Nagendra, one among the famous pair of Music Directors Rajan-Nagendra who have given hundreds of melodious tunes for 375 films, is no more with us. But the rich contribution he has made towards livening the common man’s mind continues to live -- and will live forever.
During the olden days, this duo had created such a wave in film music that any person on the street would be humming one or the other song of theirs. Then, the Hindi film world had seen the achievements of paired music directors like Laxmikant-Pyarelal, Shankar-Jaikishan and Kalyanji-Anandji. It is a matter of pride for the kannadigas that such a pair appeared in the Kannada tinsel world -- in the form of Rajan-Nagendra. It is no exaggeration that these two brothers were called the Kalyanji – Anandji of Kannada film music.
Rajan (1933) and Nagendrappa (1935) were born in Shivarampet of Mysore in a middle-class family. Father Rajappa was a musician himself, well versed in playing the harmonium. He was a playing artiste for the silent movies of those days. But once the talkie movies came along, he was out of job. So he started to earn a living by teaching music at his humble abode. This musical atmosphere had a profound effect on the two young minds, who started accompanying their father to orchestras. Also, famous musician at that time, Bidaram Krishnappa lived a few houses away which kept influencing the young lads from time to time. Within a short time, each of them attained proficiency in playing a different instrument – Rajan in violin and Nagendra in Jal Tarang (incidentally, every tune of theirs does have a sprinkling of the two instruments).
In 1941, Nagendra came to Bangalore and joined the S.L.N. School in the K.R. Market area where as his elder brother stayed back in Mysore. Outside of school hours, Nagendra also joined Jai Maruti – a school of instrumental music.
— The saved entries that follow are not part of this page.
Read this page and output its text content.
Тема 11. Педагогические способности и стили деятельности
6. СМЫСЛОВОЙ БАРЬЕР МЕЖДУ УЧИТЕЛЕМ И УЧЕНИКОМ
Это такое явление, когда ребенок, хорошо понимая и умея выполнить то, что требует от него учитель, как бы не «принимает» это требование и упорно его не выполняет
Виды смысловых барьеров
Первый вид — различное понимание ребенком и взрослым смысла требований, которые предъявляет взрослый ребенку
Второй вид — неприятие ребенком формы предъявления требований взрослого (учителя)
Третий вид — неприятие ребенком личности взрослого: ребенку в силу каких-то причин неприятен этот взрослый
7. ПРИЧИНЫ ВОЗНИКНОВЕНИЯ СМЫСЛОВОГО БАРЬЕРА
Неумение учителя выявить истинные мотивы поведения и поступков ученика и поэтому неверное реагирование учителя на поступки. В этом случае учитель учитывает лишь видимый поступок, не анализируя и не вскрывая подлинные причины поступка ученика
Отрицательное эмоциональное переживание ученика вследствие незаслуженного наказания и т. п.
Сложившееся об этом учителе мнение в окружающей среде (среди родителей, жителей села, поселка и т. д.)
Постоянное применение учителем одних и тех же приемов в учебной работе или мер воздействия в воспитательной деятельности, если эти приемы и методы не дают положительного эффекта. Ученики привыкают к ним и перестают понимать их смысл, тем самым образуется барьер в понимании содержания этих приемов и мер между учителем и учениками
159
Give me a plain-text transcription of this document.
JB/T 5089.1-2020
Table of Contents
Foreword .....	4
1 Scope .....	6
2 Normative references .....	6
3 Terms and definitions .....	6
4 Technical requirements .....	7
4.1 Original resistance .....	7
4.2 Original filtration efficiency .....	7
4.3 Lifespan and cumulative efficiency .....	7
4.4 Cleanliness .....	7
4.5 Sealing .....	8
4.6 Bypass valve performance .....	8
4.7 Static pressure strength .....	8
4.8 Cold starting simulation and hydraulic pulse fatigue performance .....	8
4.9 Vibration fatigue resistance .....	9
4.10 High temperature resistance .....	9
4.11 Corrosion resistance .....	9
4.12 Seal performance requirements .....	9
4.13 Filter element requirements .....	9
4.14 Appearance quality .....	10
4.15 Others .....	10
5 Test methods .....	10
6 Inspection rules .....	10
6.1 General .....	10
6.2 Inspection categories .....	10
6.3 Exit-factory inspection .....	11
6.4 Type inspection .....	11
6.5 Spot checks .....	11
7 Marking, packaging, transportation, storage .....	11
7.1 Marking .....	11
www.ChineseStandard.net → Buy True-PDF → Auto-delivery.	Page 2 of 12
In the meanwhile, Rajan got an offer to go to erstwhile Madras. He took his brother along with him and they got an opportunity of learning the tricks of the music trade under the aegis of H. R. Padmanabha Shastri who was known for producing talkie movies. They also helped Nagendra Rao in scoring music for one of Shastri’s movies.
In 1951, Nagendra returned to Mysore and completed his matriculation. Then he joined P. Kalinga Rao who at that time was a famous radio artiste. Within no time, Nagendra got an opportunity of singing for the movie ‘Srinivasa Kalyana’ along with Hindustani singer Ameer Bai (this duo itself scored the music for ‘Sri Srinivasa Kalyana’ that was produced later in the 70s with Dr. Raj Kumar in the lead role).
Finally, Rajan-Nagendra became independent music directors when they scored music for the film ‘Sowbhagya Lakshmi’ in 1952. After this, they never looked back for more than four decades. After ‘Sowbhagya Lakshmi’ came Vittalacharya’s ‘Chanchalakumari’, ‘Rajalakshmi’ and ‘Mutthaide Bhagya’ in a series to open the doors for these would-be melody kings.
In the seventies came superhits in a row like ‘Nyayave Devaru’, ‘Gandhada Gudi’, ‘Devara Gudi’, ‘Bhagyavantaru’, ‘Eradu Kanasu’, ‘Naa Ninna Mareyalaare’, ‘Naa Ninna Bidalaare’, ‘Hombisilu’, ‘Bayalu Daari’, ‘Paavana Ganga’, ‘Giri Kanye’……….the list goes on. They bagged the State Award for the Best Music for the movies ‘Eradu Kanasu’ and ‘Parasangada Gendethimma’. Further, they kept scoring consistently good music through the nineties and in the course, produced masterpieces for movies like ‘Chandanada Gombe’, ‘Marali Goodige’ and ‘Suprabhaata’. They recently composed music for a number of films as also for a currently running TV serial ‘Abhimaana’ on Udaya TV.
The two brothers had many firsts to their credit including getting popular Hindi singer Kishore Kumar to sing for the movie ‘Kulla Agent 000’. And perhaps they hold the record for the longest active musical pair in the film industry.
Nagendra himself was more than a music director. He sang ‘Yaaru yaaru nee yaaru’ (Ratnamanjari), ‘Driving maadtheeya eh kulla’(Kulla Kulli), ‘Nammoora santheli’(Gaali Maathu) and many more. The pair directed music for about 375 films in Tamil, Telugu, Tulu and Sinhalese including 180 in Kannada. Nagendra has left behind, in addition to his wife and a son, hundreds of melodious tunes one can cherish forever!